二人は、【不死兵団】所属当時『美女と野獣』と呼ばれた夫婦であり、やっかみ混じりに『なんでコイツなんだよ!』とアクスが罵られるのが常だった。
しかし彼は言葉こそ粗野ではあるものの、非常に気が優しくマメな性格の男性なので、オーディアは昔からお似合いだと思っている。
「じゃ、お願いね〜♪」
「よろしくお願いします」
アクスは、両手に赤子を抱えて嬉しそうに『任せとけ』と答えた。
双子とオーディアを先導して、鼻歌を歌いながらサイエンが店の奥へと歩き出す。
「こっちよ〜♪」
サイエンは、茶色の髪に同色の瞳、垂れ目で優しそうな顔立ちをしている。
喋り方だけでなく動きも緩やかで、子どもを産んだばかりということもあり、元々大きかった胸元はさらに膨らんでいた。
おそらくは『母性的』と言われるタイプの女性だ。
彼女は常におっとりとしており、正直戦場の最前線にいるには全く向かない人材だと思われていた女性である。
が、彼女には非常に優れた点が二つあった。
一つは、常に笑顔を絶やさず、物事に一切動じないこと。
それは平和な時……例えば安全な場所で皆で歓談しているような時だけではない。
腹を抉られて内臓が溢れているような重症者を前にしても、死にかけた恐怖のあまり錯乱して暴れているような兵士を前にしても、全く変わらないのである。
『大丈夫よ〜、すぐに治してあげるわね〜』と、その動きからは考えられないような的確さで、重症者の治療にあたり、あるいは暴れている相手を慣れた手つきで縛り上げる。
そうして、肉体や精神を治療していくのだ。
確かに戦場にいるには向かない人ではあるけれど、彼女の明るさと動じなさは皆の心の平穏に必要なものだった。

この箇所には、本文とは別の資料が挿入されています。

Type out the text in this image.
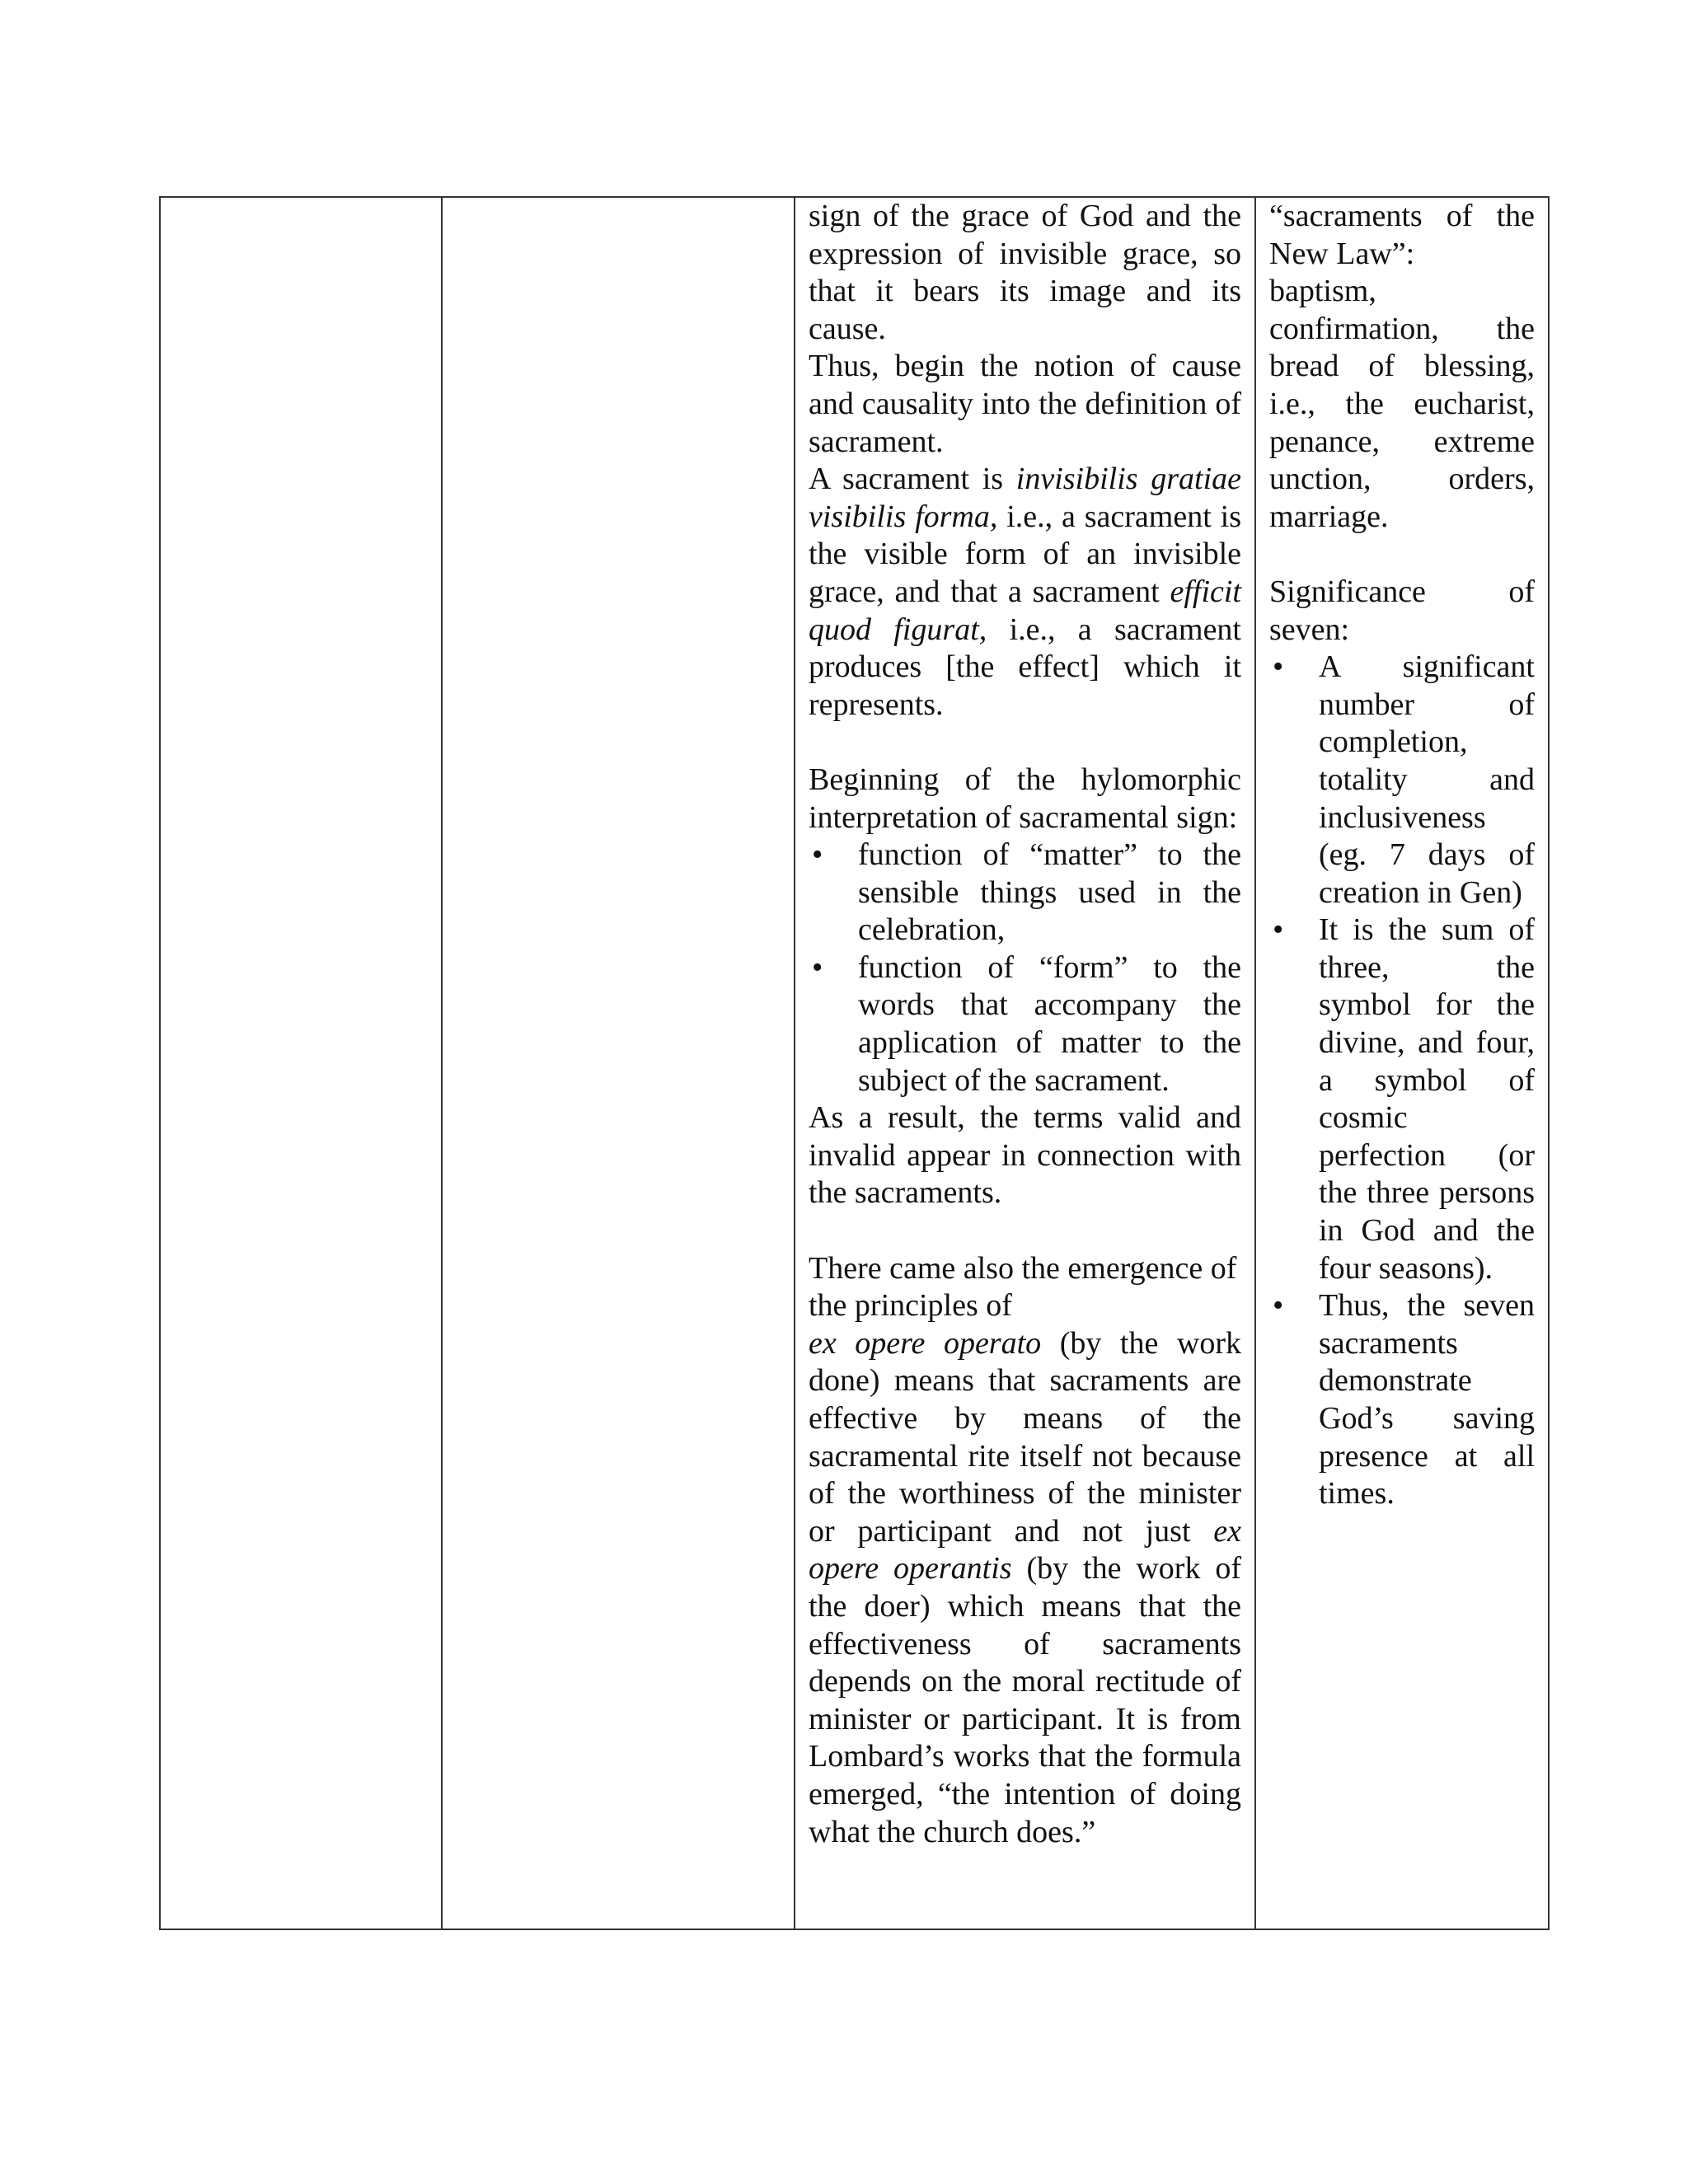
sign of the grace of God and the expression of invisible grace, so that it bears its image and its cause.

Thus, begin the notion of cause and causality into the definition of sacrament.

A sacrament is invisibilis gratiae visibilis forma, i.e., a sacrament is the visible form of an invisible grace, and that a sacrament efficit quod figurat, i.e., a sacrament produces [the effect] which it represents.

Beginning of the hylomorphic interpretation of sacramental sign:

•	function of “matter” to the sensible things used in the celebration,
•	function of “form” to the words that accompany the application of matter to the subject of the sacrament.

As a result, the terms valid and invalid appear in connection with the sacraments.

There came also the emergence of the principles of

ex opere operato (by the work done) means that sacraments are effective by means of the sacramental rite itself not because of the worthiness of the minister or participant and not just ex opere operantis (by the work of the doer) which means that the effectiveness of sacraments depends on the moral rectitude of minister or participant. It is from Lombard’s works that the formula emerged, “the intention of doing what the church does.”

“sacraments of the New Law”:

baptism,

confirmation, the bread of blessing, i.e., the eucharist, penance, extreme unction, orders, marriage.

Significance of seven:

•	A significant number of completion, totality and inclusiveness (eg. 7 days of creation in Gen)
•	It is the sum of three, the symbol for the divine, and four, a symbol of cosmic perfection (or the three persons in God and the four seasons).
•	Thus, the seven sacraments demonstrate God’s saving presence at all times.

もう一つは、彼女の〝加護の聖女〟としての能力を生かした、ある趣味である。
「ここが〜♪ 隠し倉庫よ〜♪」
と、案内されたのは、食料を補完する倉庫の奥にある、地下への階段だった。
少々狭いそこを降りると、上の宿と居住スペースを合わせたくらいの空間が広がっている。
そこに所狭しと並んでいるのは……爆弾や銃、剣などの兵器や、ローブに鎧、果てには小型のゴーレムなど、ありとあらゆる装備品だった。

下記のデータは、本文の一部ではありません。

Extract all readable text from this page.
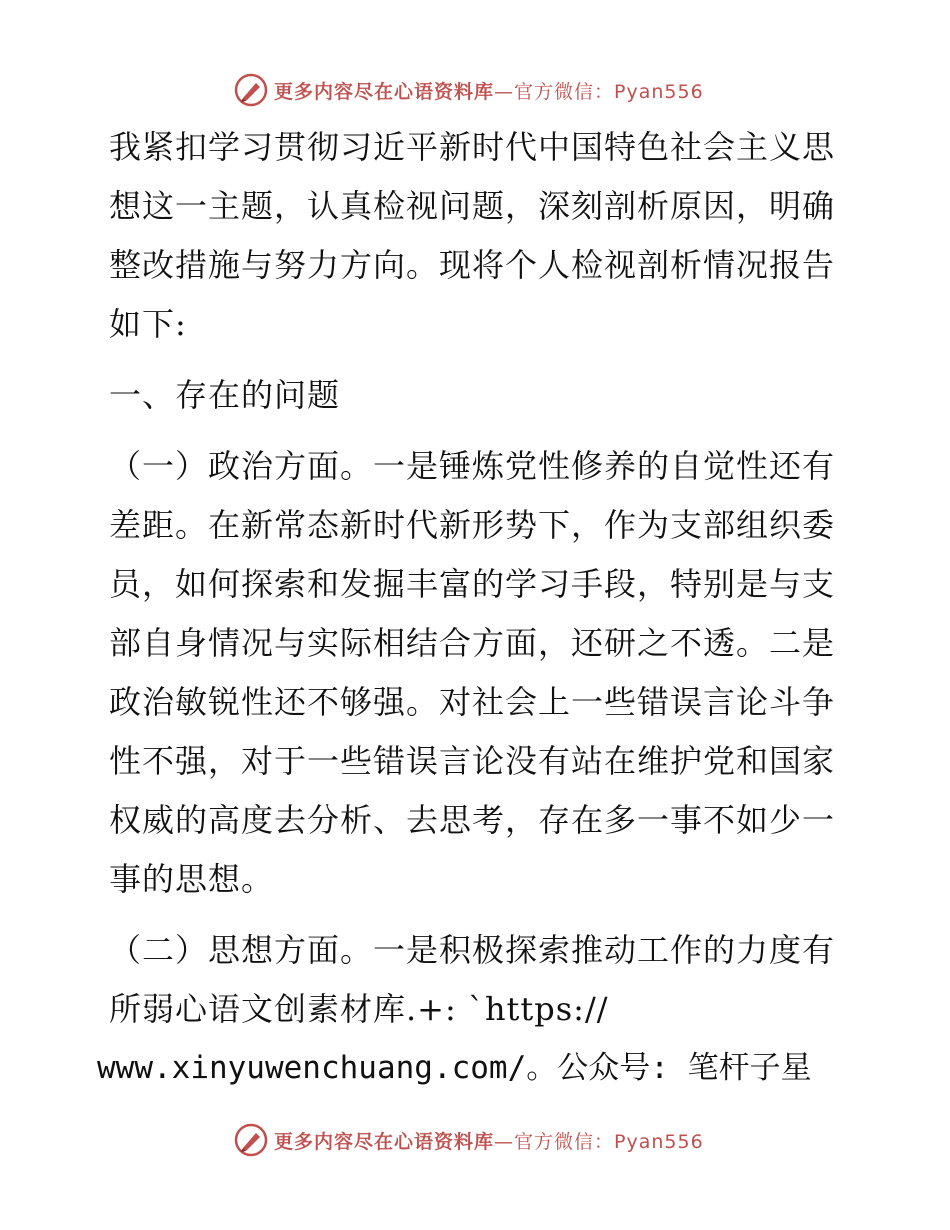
更多内容尽在心语资料库—官方微信：Pyan556

我紧扣学习贯彻习近平新时代中国特色社会主义思想这一主题，认真检视问题，深刻剖析原因，明确整改措施与努力方向。现将个人检视剖析情况报告如下:

一、存在的问题

（一）政治方面。一是锤炼党性修养的自觉性还有差距。在新常态新时代新形势下，作为支部组织委员，如何探索和发掘丰富的学习手段，特别是与支部自身情况与实际相结合方面，还研之不透。二是政治敏锐性还不够强。对社会上一些错误言论斗争性不强，对于一些错误言论没有站在维护党和国家权威的高度去分析、去思考，存在多一事不如少一事的思想。

（二）思想方面。一是积极探索推动工作的力度有所弱心语文创素材库.+: `https://

www.xinyuwenchuang.com/。公众号: 笔杆子星

更多内容尽在心语资料库—官方微信：Pyan556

「新しい魔導陣を組み込んだ、新型の杭打ち機を作ったのよ〜♪」
ニコニコとサイエンが持ち上げたのは、銀の杭を装填した、腕に巻きつけるタイプのパイルバンカーだった。
オーディアが前線に立つ際に持っていた、主兵装である。
「杭を発射すると、魔力で出来たチェーンを作り出す機構で〜♪ チェーンを消せば手元から離れるし〜、付けたままなら相手も引き寄せたり巻き付けたり出来る優れものよ〜♪」
恍惚として語る様子が、〝加護の聖女〟サイエンのもう一つの顔だった。
『物品に女神の加護を与える』というのが、〝加護の聖女〟の持つ力である。
その天啓を与えられた彼女は、元々貴族、それも高名な魔導具師の家の生まれであり、重度の魔導具オタクだったのだ。
その知識と才覚を生かした趣味によって、サイエンは『魔銃』を生み出したのである。
弓よりも簡単に扱え、かつ殺傷力を持つその兵器は、全軍に行き渡るような量産は不可能だった。

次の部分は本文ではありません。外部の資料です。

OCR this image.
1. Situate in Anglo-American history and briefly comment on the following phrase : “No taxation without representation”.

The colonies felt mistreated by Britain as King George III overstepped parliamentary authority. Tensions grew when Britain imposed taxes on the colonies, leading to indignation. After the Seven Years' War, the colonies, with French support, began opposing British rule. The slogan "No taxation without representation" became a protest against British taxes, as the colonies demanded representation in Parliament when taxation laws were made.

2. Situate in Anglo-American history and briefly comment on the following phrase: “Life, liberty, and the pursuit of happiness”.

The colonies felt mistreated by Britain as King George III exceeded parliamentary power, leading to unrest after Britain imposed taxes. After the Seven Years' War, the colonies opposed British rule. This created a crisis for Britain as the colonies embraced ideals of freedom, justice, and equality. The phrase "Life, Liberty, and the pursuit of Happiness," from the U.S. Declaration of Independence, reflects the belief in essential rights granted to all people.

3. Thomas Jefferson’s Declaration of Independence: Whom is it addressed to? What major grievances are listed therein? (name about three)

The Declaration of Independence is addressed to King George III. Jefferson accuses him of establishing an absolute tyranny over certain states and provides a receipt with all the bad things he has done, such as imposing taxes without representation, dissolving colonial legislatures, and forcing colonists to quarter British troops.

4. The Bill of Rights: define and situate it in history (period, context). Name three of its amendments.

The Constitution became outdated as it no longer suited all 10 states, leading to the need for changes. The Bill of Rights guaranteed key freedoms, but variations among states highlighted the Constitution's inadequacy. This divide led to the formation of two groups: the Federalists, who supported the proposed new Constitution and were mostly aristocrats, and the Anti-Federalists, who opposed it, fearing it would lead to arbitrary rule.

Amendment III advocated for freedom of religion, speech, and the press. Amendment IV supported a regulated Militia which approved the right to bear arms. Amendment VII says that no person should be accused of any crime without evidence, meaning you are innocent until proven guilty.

聖気を込めたり加護を与えたり魔導陣を極小で描いたり、と、様々な制限があって彼女にしか作れないことや、材料が基本的に高価な破邪銀であることなどが理由である。
しかし軽く取り回しやすく、かつ強力なそれらの武装は、身体能力を強化する防具も含めて、オーディア達『加護持ち』の聖女に多大な戦闘力をもたらしてくれた。
戦場の最前線で、【勇者小隊】と並んでも見劣りしない程の力を。
今、教会に住む聖女達が身につけているシスター服も、彼女の作り出した魔導防具の一種である。
研究を続けていることは知っていたけれど、まさかまだ改良したものが出てくるとは思っておらず、オーディアは驚いていた。
「助かりますが……良いのですか?」
「どうぞ〜♪ オーディアには〜、退役の時にも結婚式でも、いっぱいお金を貰ったもの〜♪」
「そういうつもりで渡したわけではなかったのですが」
オーディア自身は、教会に住むことが決まったこともあり、そこまで多額の金銭が必要ではなかったのだ。
故に、自分が退役に際して国王陛下にいただいたものを、ほぼ全てサイエンの祝いごとの時に譲っていたのである。
「私も楽しいし、良いのよ〜♪ あ、クーロちゃんとシロンちゃんも、銀の弾丸が必要ならいっぱい持って行って良いからね〜♪」
「サイ姉ぇ、凄く助かるよ」
「サイ姉ぇ、ありがとうね」
双子が頭を下げるのに、オーディアも同じように頭を下げた。
「助かります。それに、丁度良かったです」
「丁度いいって〜?」
サイエンが首を傾げるのに、オーディアは微笑みを浮かながら答えた。
「今回の相手は、吸血鬼のようですから。破邪銀の杭で心臓を貫けば、それだけで始末出来るでしょう?」
その言葉に、サイエンは納得したように頷いた。